Both are different with R. Any idea?


Solution

  • I am Python-illiterate, but from what I see and after some quick checks I can tell you the following.

    Here you use uniform (sampling) weights, so you could also directly use the quantile() function. Not surprisingly, it gives the same results as wtd.quantile() with uniform weights:

    x <- c(0.4890342, 0.4079128, 0.5083345, 0.2136325, 0.6197319)
    n <- length(x)
    x <- sort(x)
    quantile(x, probs = seq(0,1,0.2))
    #       0%       20%       40%       60%       80%      100% 
    # 0.2136325 0.3690567 0.4565856 0.4967543 0.5306140 0.6197319
    

    The R quantile() function get the quantiles in a 'textbook' way, i.e. by determining the index i of the obs to use with i = q(n+1). In your case:

    seq(0,1,0.2)*(n+1)
    # 0.0 1.2 2.4 3.6 4.8 6.0
    

    Of course since you have 5 values/obs and you want quintiles, the indices are not integers. But you know for example that the first quintile (i = 1.2) lies between obs 1 and obs 2. More precisely, it is a linear combination of the two observations (the 'weights' are derived from the value of the index):

    0.2*x[1] + 0.8*x[2]
    # 0.3690567
    

    You can do the same for the all the quintiles, on the basis of the indices:

    q <-
        c(min(x), ## 0: actually, the first obs
          0.2*x[1] + 0.8*x[2], ## 1.2: quintile lies between obs 1 and 2
          0.4*x[2] + 0.6*x[3], ## 2.4: quintile lies between obs 2 and 3
          0.6*x[3] + 0.4*x[4], ## 3.6: quintile lies between obs 3 and 4
          0.8*x[4] + 0.2*x[5], ## 4.8: quintile lies between obs 4 and 5
          max(x)  ## 6: actually, the last obs
          )
    q
    # 0.2136325 0.3690567 0.4565856 0.4967543 0.5306140 0.6197319
    

    You can see that you get exactly the output of quantile() and wtd.quantile().

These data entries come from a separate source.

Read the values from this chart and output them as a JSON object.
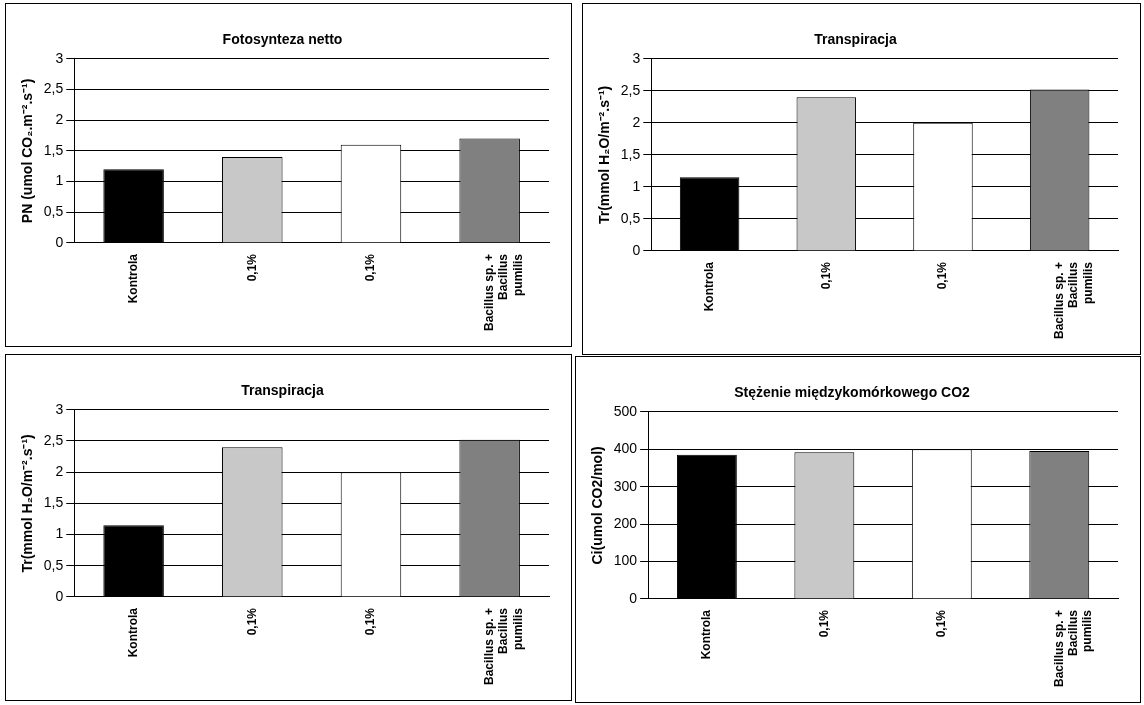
{
  "chart_data": [
    {
      "type": "bar",
      "title": "Fotosynteza netto",
      "ylabel": "PN (umol CO₂.m⁻².s⁻¹)",
      "categories": [
        "Kontrola",
        "0,1%",
        "0,1%",
        "Bacillus sp. + Bacillus pumilis"
      ],
      "values": [
        1.2,
        1.4,
        1.6,
        1.7
      ],
      "colors": [
        "#000000",
        "#c8c8c8",
        "#ffffff",
        "#808080"
      ],
      "ylim": [
        0,
        3
      ],
      "yticks": [
        0,
        {
          "value": 0.5,
          "label": "0,5"
        },
        1,
        {
          "value": 1.5,
          "label": "1,5"
        },
        2,
        {
          "value": 2.5,
          "label": "2,5"
        },
        3
      ],
      "grid": "y"
    },
    {
      "type": "bar",
      "title": "Transpiracja",
      "ylabel": "Tr(mmol H₂O/m⁻².s⁻¹)",
      "categories": [
        "Kontrola",
        "0,1%",
        "0,1%",
        "Bacillus sp. + Bacillus pumilis"
      ],
      "values": [
        1.15,
        2.4,
        2.0,
        2.52
      ],
      "colors": [
        "#000000",
        "#c8c8c8",
        "#ffffff",
        "#808080"
      ],
      "ylim": [
        0,
        3
      ],
      "yticks": [
        0,
        {
          "value": 0.5,
          "label": "0,5"
        },
        1,
        {
          "value": 1.5,
          "label": "1,5"
        },
        2,
        {
          "value": 2.5,
          "label": "2,5"
        },
        3
      ],
      "grid": "y"
    },
    {
      "type": "bar",
      "title": "Transpiracja",
      "ylabel": "Tr(mmol H₂O/m⁻².s⁻¹)",
      "categories": [
        "Kontrola",
        "0,1%",
        "0,1%",
        "Bacillus sp. + Bacillus pumilis"
      ],
      "values": [
        1.15,
        2.4,
        2.0,
        2.52
      ],
      "colors": [
        "#000000",
        "#c8c8c8",
        "#ffffff",
        "#808080"
      ],
      "ylim": [
        0,
        3
      ],
      "yticks": [
        0,
        {
          "value": 0.5,
          "label": "0,5"
        },
        1,
        {
          "value": 1.5,
          "label": "1,5"
        },
        2,
        {
          "value": 2.5,
          "label": "2,5"
        },
        3
      ],
      "grid": "y"
    },
    {
      "type": "bar",
      "title": "Stężenie międzykomórkowego CO2",
      "ylabel": "Ci(umol CO2/mol)",
      "categories": [
        "Kontrola",
        "0,1%",
        "0,1%",
        "Bacillus sp. + Bacillus pumilis"
      ],
      "values": [
        385,
        392,
        400,
        395
      ],
      "colors": [
        "#000000",
        "#c8c8c8",
        "#ffffff",
        "#808080"
      ],
      "ylim": [
        0,
        500
      ],
      "yticks": [
        0,
        100,
        200,
        300,
        400,
        500
      ],
      "grid": "y"
    }
  ]
}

    If instead of 0.2*x[1] + 0.8*x[2] we consider the following:

    0.5*x[1] + 0.5*x[2]
    # 0.3107726
    

    We get the output of your second Python function. It appears that your second function considers uniform 'weights' (obviously I am not talking about the sampling weights here) when combining the two observations. The issue (at least for the second Python function) seems to come from this. I know these are just insights, but I hope they will help.

    EDIT: note that the difference between the two is not necessary an 'issue' with the python code. There are different quantile estimators (and their weighted versions) and the python functions could simply rely on a different estimator than Hmisc::wtd.quantile(). I think that the latter uses the weighted version of the Harrell-Davis quantile estimator. If you really want to implement this one, you should check the source code of Hmisc::wtd.quantile() and try to 'directly' translate this into Python.